Big Plays in the Parcel Industry – How Dimensional Pricing Changes May Impact Shippers
The news about some of the biggest parcel changes in the past decade has been out for a little while, but in case you haven’t heard--starting on December 29, 2014 UPS will be factoring dimensional weight into their pricing of packages with a volume under 3 cubic feet. FedEx earlier announced that they’ll start doing the same on January 1, 2015. Currently, only packages that are 3 cubic feet or more are evaluated by both size and weight, then charged for the more costly of the two.
FedEx announced their changes first on May 2 and then UPS followed suit on June 17. The changes by UPS are a much bigger deal since, as a recent article about this topic in DC Velocity mentions, “UPS handles about 12 million daily ground packages, or roughly three times the number of daily ground parcels as FedEx Ground.”
Big guys vs. little guys
It’s important to remember that standard shipping rates don’t apply to major companies like Amazon or Wal-Mart. FedEx and UPS need these companies more than the companies, who could switch to one of their rivals, need them. Now that both of the major players in the parcel industry will be putting this change into place at the end of the year, negotiating down the price increase could become more difficult.
For smaller retailers that don’t have as much negotiating power, one possible change will be to use smaller boxes. However, as a New York Times article pointed out, “Smaller boxes would probably be a relief to people who care about the environment or just want more space in their recycling bins. But for small online retailers, it is actually another added expense because they have to buy more different-size boxes.” These retailers will have some important calculations ahead to control costs.
What to do about the increased costs?
For many online retailers, simply increasing the shipping price as a line item is not a good option. The New York Times article suggested that many retailers will instead hide this cost in other price increases since, “Shoppers will switch to another e-commerce site without a second thought to find free shipping.” Either way, the price increase is a negative for both consumers who will see higher costs and businesses that may see a slight decline in sales.
Price increases will vary widely based on the weight of the items, and for heavier items there may not be any increase.
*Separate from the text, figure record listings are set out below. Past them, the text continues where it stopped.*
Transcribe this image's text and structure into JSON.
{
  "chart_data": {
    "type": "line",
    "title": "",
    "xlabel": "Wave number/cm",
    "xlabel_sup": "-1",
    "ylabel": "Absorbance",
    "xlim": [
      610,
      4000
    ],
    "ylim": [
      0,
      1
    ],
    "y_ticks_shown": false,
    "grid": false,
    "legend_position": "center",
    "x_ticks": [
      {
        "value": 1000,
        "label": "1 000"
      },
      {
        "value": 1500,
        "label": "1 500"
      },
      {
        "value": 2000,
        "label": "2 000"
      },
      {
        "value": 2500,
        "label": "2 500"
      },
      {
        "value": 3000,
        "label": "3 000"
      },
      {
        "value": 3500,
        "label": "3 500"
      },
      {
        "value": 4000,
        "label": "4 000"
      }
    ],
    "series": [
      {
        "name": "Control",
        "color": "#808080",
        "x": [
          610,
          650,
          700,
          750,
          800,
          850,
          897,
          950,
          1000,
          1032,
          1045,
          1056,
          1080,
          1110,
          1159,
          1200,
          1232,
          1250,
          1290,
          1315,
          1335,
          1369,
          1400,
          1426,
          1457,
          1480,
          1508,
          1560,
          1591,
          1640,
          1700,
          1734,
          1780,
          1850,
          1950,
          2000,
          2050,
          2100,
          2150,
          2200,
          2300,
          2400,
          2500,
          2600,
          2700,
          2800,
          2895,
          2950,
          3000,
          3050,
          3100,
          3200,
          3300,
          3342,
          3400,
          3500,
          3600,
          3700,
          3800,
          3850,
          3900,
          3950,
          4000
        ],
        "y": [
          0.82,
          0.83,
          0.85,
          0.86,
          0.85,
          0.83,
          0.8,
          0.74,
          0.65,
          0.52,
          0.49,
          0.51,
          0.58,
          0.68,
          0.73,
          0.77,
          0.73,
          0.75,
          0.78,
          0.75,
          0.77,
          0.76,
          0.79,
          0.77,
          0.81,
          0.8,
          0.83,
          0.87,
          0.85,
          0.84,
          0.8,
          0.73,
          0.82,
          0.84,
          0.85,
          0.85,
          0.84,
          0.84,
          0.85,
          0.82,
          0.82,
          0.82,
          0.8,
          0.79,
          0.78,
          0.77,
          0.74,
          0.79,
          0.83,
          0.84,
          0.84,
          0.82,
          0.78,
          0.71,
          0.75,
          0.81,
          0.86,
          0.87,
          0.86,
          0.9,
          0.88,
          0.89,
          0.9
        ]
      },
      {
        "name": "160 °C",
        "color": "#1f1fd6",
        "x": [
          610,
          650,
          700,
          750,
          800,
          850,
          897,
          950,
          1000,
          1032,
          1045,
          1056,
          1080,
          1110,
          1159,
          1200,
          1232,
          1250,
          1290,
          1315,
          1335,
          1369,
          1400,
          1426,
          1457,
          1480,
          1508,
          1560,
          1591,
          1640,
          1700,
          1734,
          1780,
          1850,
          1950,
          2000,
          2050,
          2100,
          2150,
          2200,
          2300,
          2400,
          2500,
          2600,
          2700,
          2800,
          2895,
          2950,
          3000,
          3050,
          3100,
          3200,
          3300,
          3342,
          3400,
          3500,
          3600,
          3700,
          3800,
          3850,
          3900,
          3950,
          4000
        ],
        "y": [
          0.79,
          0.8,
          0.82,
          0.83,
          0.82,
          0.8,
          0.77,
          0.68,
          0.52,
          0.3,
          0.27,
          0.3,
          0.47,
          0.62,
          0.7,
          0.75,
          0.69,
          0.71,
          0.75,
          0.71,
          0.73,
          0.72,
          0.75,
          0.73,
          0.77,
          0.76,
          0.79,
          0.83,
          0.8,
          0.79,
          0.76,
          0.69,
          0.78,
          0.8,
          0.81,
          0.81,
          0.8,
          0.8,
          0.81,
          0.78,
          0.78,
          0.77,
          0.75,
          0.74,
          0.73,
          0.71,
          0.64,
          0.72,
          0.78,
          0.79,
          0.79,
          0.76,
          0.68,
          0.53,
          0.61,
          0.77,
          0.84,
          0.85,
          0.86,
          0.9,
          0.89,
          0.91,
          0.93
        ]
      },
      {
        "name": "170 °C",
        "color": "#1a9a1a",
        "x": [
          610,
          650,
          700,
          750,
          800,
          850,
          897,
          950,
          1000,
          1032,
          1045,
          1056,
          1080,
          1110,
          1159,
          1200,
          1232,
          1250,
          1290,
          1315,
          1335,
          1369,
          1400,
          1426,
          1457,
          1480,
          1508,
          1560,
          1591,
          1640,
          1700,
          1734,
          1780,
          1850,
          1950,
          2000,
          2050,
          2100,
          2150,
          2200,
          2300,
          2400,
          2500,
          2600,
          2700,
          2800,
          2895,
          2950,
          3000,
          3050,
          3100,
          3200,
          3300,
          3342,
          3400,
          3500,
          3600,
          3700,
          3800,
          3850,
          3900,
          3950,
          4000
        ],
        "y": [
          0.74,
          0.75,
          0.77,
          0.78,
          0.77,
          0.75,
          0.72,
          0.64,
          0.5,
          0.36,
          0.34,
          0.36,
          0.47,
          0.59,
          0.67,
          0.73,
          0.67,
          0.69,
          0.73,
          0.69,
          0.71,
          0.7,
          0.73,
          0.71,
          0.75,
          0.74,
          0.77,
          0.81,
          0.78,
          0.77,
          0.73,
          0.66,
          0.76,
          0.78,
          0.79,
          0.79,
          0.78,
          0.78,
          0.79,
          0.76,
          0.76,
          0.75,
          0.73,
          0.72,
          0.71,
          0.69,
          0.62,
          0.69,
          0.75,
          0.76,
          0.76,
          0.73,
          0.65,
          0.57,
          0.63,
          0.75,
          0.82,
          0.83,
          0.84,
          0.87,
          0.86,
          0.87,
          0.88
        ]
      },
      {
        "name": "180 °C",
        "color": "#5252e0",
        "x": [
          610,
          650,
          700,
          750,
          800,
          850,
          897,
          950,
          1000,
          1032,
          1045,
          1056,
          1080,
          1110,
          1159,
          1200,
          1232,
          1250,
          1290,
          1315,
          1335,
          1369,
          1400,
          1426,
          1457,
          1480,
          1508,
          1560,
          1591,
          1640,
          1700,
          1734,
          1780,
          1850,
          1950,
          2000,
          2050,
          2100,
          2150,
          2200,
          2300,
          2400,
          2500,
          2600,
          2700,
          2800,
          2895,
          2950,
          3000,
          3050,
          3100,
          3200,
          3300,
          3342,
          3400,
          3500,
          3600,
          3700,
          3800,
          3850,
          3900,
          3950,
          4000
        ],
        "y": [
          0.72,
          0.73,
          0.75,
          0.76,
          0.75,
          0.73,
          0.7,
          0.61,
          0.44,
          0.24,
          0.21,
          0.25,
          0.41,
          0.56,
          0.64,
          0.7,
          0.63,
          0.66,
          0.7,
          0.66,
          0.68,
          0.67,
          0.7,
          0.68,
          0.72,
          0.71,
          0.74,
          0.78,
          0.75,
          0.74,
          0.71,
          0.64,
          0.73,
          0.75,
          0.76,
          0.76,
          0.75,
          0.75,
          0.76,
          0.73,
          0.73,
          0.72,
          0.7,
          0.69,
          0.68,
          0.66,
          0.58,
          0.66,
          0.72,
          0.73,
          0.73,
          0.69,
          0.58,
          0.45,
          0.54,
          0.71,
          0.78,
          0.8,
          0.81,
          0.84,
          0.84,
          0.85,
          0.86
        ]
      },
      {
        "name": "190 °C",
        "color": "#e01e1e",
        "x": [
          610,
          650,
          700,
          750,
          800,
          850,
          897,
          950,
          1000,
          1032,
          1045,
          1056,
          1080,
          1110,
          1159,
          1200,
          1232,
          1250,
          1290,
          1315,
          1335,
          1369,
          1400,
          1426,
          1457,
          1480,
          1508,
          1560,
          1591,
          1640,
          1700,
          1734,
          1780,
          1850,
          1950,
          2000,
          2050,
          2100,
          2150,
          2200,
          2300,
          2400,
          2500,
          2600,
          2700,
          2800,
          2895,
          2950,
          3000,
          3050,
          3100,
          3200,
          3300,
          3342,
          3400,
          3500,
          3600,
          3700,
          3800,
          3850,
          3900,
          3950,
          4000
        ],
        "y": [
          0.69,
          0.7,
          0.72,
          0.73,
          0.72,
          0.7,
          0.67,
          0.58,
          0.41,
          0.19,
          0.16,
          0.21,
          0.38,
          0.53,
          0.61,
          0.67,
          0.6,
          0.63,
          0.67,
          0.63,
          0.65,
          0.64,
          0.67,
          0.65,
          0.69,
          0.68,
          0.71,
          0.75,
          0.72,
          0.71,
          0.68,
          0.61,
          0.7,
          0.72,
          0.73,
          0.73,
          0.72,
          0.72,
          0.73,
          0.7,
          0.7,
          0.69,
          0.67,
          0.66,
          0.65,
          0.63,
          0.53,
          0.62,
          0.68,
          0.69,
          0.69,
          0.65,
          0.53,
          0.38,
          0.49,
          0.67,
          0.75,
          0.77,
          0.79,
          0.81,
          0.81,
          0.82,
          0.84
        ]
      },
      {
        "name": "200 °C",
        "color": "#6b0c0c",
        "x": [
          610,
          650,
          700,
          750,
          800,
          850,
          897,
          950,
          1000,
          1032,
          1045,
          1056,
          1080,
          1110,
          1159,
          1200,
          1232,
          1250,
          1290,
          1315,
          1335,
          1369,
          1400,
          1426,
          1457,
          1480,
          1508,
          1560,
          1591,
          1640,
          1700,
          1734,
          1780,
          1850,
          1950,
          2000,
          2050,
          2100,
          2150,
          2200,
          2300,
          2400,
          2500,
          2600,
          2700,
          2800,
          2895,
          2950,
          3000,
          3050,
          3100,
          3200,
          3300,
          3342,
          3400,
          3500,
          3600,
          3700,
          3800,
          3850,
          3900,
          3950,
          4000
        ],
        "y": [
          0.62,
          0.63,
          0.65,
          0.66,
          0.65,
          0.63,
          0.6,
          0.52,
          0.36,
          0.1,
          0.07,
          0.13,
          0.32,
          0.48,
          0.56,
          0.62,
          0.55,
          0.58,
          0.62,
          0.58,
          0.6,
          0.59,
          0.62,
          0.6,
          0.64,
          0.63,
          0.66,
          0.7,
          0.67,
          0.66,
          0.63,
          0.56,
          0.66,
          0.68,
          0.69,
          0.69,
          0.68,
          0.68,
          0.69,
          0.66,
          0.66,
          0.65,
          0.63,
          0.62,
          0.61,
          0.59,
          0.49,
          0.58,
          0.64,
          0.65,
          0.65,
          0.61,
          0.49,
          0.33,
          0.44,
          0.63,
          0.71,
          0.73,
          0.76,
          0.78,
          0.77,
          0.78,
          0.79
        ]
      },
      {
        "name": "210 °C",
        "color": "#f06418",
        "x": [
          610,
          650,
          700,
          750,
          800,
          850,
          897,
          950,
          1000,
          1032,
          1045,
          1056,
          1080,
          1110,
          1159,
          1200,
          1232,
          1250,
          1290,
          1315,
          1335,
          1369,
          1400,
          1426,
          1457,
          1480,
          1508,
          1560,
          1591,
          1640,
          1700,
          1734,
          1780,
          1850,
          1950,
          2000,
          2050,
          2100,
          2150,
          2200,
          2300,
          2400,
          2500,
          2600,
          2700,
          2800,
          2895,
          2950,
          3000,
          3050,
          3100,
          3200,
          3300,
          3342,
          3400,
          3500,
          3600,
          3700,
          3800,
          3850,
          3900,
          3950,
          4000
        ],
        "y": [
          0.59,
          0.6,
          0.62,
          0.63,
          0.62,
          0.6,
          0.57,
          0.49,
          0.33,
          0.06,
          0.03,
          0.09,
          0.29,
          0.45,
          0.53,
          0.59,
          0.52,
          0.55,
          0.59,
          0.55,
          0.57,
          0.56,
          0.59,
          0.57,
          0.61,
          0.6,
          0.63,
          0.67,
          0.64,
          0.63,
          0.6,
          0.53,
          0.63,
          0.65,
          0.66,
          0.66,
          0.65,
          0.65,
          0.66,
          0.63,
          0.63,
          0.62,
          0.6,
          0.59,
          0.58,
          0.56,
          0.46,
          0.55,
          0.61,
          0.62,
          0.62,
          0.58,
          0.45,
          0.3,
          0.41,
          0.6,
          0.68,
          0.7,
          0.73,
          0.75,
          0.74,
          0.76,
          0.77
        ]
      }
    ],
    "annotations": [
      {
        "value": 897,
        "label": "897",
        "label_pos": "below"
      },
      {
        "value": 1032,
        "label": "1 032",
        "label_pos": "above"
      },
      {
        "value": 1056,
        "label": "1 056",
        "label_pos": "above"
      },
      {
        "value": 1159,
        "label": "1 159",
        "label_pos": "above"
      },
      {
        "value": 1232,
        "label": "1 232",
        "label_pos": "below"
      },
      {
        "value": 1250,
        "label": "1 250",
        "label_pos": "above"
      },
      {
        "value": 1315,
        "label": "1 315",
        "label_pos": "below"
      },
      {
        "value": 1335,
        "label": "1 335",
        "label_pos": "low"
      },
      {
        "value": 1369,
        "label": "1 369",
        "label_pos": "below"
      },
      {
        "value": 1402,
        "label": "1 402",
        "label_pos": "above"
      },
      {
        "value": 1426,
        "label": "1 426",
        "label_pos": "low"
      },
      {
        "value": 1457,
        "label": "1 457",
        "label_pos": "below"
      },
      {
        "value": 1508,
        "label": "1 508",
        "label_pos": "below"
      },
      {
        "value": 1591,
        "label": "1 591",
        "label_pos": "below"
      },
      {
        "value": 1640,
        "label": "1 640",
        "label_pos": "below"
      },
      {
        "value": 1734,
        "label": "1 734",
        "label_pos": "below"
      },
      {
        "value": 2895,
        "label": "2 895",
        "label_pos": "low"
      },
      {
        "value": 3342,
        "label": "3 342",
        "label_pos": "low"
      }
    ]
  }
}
For example, a Wall Street Journal article illustrates that the shipping cost of a 40 piece set of plastic containers would go up 30% while men’s running shoes would only increase 6% since they take up less space. So how can a shipper predict if they’ll see a cost increase and how much of one?
One parcel expert, Jerry Hempstead, advises in a recent blog of his, “Since they have your shipment data in their systems, ask FedEx and UPS for a report of the dims on your shipments that are under three cubic feet and the weight for which you are currently being billed. You can then figure out which ones will be charged more in the future.” This will help you to see what’s ahead and whether or not changes need to be made.
Another way to get numbers on parcel spend is with a new parcel tool that TranzAct created which allows people to compare contract proposals and rate increases against their actual parcel spend broken down by weight, zones, etc. So, if there is a general rate increase (which FedEx and UPS announce annually), a shipper can use the tool to see how it will specifically impact their costs based on the types of parcels they ship, when, where, and other factors. Often, people pay to have this analysis done by a consultant and then have one set of results, but our tool allows you to run the data however you like as much as you want. (If you’d like more information please contact firstname.lastname@example.org and mention the parcel tool.)
Though these changes are still on the horizon, it’s likely that they will spark a chain of reactions by both shippers and other parcel carriers in response.